The Fed's Squeeze Play Is Crimping Housing

When is a house not a home? When economists start looking at it. Then it becomes a source of jobs for carpenters and masons, a reason consumers buy furniture and appliances, and a generator of utility and maintenance bills. Add it all up, and some 15% of all economic activity revolves around the housing sector.

Housing is also something more. It's always the first sector to bend to the will of the Federal Reserve. When interest rates were low in 1993 and early 1994, residential construction alone contributed 10.5% of the increase in real gross domestic product, not to mention all the secondary impacts. Since the first quarter of 1994 when the Fed started to lift rates, homebuilding has flattened out, contributing nothing.

This year, housing's performance will help determine how successful the Fed will be in bringing the economy in for a soft landing. That's because the latest news on durable goods shows that capital spending is still flying high. And the evidence remains mixed on whether the recent consumer slowdown is temporary or lasting.

TO BE SURE, housing is feeling a tug from the Fed's seven rate hikes in the past 14 months. Sales of new single-family homes held up surprisingly well last year, but they tumbled 14% in February to an annual rate of 551,000. Sales are now 20% below a year ago.

Home buying fell in all regions, and sales in the West plummeted 28.5%, partly reflecting California's heavy rains and flooding. The February drop left builders with a 7.7 months' supply of unsold homes, the most since the tail end of the last recession four years ago.

Existing home sales are also taking a big hit. Resales dropped 5% in February, to an annual rate of 3.43 million, the lowest pace in 21/2 years. The decline is evident across all regions, but again the West has fallen the most, with sales down 18.9% from a year ago.

That's not to say that housing is falling out of bed. Ironically, the recent bond-market rally, which has pushed down long-term interest rates in response to signs of an economic slowdown, is actually helping to prop up home buying (chart).

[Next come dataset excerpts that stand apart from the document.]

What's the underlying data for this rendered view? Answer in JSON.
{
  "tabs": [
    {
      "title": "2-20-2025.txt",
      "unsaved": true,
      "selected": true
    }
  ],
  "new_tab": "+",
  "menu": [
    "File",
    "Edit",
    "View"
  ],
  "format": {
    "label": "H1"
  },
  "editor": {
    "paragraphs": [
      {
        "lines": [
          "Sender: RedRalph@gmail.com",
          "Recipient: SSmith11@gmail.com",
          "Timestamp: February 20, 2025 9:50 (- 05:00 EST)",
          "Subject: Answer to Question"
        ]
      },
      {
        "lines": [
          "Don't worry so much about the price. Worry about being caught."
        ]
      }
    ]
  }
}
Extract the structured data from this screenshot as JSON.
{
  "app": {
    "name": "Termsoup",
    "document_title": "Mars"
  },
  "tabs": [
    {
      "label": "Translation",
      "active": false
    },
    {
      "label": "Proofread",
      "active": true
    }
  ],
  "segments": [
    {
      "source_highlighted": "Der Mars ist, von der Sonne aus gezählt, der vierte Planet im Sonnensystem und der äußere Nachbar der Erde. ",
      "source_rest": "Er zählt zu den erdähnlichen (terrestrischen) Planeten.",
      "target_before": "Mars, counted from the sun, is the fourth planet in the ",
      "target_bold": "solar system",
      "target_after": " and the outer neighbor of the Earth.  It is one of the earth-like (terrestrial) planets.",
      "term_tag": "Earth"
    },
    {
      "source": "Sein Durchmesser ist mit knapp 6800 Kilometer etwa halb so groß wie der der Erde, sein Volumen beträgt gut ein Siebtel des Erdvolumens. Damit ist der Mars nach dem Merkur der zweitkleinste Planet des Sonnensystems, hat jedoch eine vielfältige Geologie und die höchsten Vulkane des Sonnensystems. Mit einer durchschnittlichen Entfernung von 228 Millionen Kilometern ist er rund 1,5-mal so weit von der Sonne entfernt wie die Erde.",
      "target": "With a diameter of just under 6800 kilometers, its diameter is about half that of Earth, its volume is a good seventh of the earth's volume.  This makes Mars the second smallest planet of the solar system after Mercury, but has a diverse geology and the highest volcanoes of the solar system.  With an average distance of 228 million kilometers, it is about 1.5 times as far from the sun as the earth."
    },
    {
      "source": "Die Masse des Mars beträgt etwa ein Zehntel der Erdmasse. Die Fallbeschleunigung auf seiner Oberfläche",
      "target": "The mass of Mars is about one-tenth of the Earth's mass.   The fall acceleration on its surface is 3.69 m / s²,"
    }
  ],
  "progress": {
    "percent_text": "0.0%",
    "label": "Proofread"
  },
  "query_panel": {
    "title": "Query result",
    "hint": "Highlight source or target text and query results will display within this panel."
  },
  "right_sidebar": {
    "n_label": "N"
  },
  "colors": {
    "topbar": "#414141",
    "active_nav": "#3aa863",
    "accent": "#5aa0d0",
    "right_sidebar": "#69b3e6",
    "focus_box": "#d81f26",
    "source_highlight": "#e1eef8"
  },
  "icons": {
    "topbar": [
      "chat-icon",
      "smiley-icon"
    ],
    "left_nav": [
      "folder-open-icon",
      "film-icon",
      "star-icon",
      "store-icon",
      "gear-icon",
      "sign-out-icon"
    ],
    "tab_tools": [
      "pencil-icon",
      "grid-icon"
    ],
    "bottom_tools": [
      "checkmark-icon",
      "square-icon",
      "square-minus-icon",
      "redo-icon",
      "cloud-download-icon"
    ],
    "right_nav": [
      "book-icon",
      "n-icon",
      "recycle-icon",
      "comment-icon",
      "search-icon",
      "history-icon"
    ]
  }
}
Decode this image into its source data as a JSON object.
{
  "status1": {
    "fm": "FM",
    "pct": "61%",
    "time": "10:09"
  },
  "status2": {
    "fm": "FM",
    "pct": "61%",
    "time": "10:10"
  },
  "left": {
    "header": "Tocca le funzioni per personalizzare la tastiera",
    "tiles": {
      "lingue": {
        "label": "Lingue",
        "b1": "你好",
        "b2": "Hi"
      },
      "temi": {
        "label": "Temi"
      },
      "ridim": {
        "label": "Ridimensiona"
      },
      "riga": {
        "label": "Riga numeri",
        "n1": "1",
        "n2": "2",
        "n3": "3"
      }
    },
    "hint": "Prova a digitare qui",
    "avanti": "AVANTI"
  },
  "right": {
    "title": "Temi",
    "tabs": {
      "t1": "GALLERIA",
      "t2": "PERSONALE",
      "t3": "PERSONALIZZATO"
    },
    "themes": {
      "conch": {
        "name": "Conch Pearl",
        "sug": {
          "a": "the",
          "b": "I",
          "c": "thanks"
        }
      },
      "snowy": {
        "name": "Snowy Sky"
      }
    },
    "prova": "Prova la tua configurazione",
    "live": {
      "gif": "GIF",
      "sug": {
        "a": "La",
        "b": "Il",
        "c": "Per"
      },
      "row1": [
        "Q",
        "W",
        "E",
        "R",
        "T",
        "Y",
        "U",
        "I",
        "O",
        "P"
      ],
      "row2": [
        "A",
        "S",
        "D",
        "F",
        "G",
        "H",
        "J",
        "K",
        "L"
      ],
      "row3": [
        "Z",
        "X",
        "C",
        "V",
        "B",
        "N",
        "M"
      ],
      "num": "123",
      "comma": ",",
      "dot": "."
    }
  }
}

Mortgage applications to buy a home have surged 27.6% from mid-January to mid-March. That's right at the time when rates on a fixed, 30-year mortgage were slipping below 9% for the first time in nearly 4 months. The lending rise suggests that sales for both new and existing homes probably will stage a rebound in one or two of the spring months.

But any rebound may be short-lived, since interest rates can carry home buying only so far. The other key factor is income--and the Fed is looking to hold down job and income growth to keep inflation modest. If the Fed is successful, the trend in housing will remain lackluster over the course of 1995.

Already, builders are tabling new projects--not surprising given the heavy inventory of unsold homes. The Commerce Dept. revised its data on building permits to show a 1.2% drop in February, instead of a 0.6% fall. And the F.W. Dodge Div. of McGraw-Hill Inc. reports that the value of new residential building contracts fell 2% in February. Total contracts rose 5%, boosted by business construction and public works.

THE LATEST JUMP in consumer optimism, though, adds to the debate over whether or not the Fed is achieving its slowdown goal. One hour after Fed officials sat down to their Mar. 28 policy meeting, at which they agreed to leave rates alone for now, the Conference Board reported that its index of consumer confidence rose to 101 in March, from 99.4 in February. The high level is consistent with a "reasonably strong" economy, says the Board.

However, consumers' view of the economy is diverging by a widening margin when it comes to assessing the present vs. the future (chart). The Conference Board said the current-conditions component of the confidence index climbed to 117.1 from 112.2 in February, while expectations about the future slipped for the second consecutive month, falling to 90.2 from 90.8.

Buying plans rose in March, after sliding in February. Plans may have picked up because hiring remains healthy. The Board said that 23% of consumers think jobs are "plentiful." That's up from recent months.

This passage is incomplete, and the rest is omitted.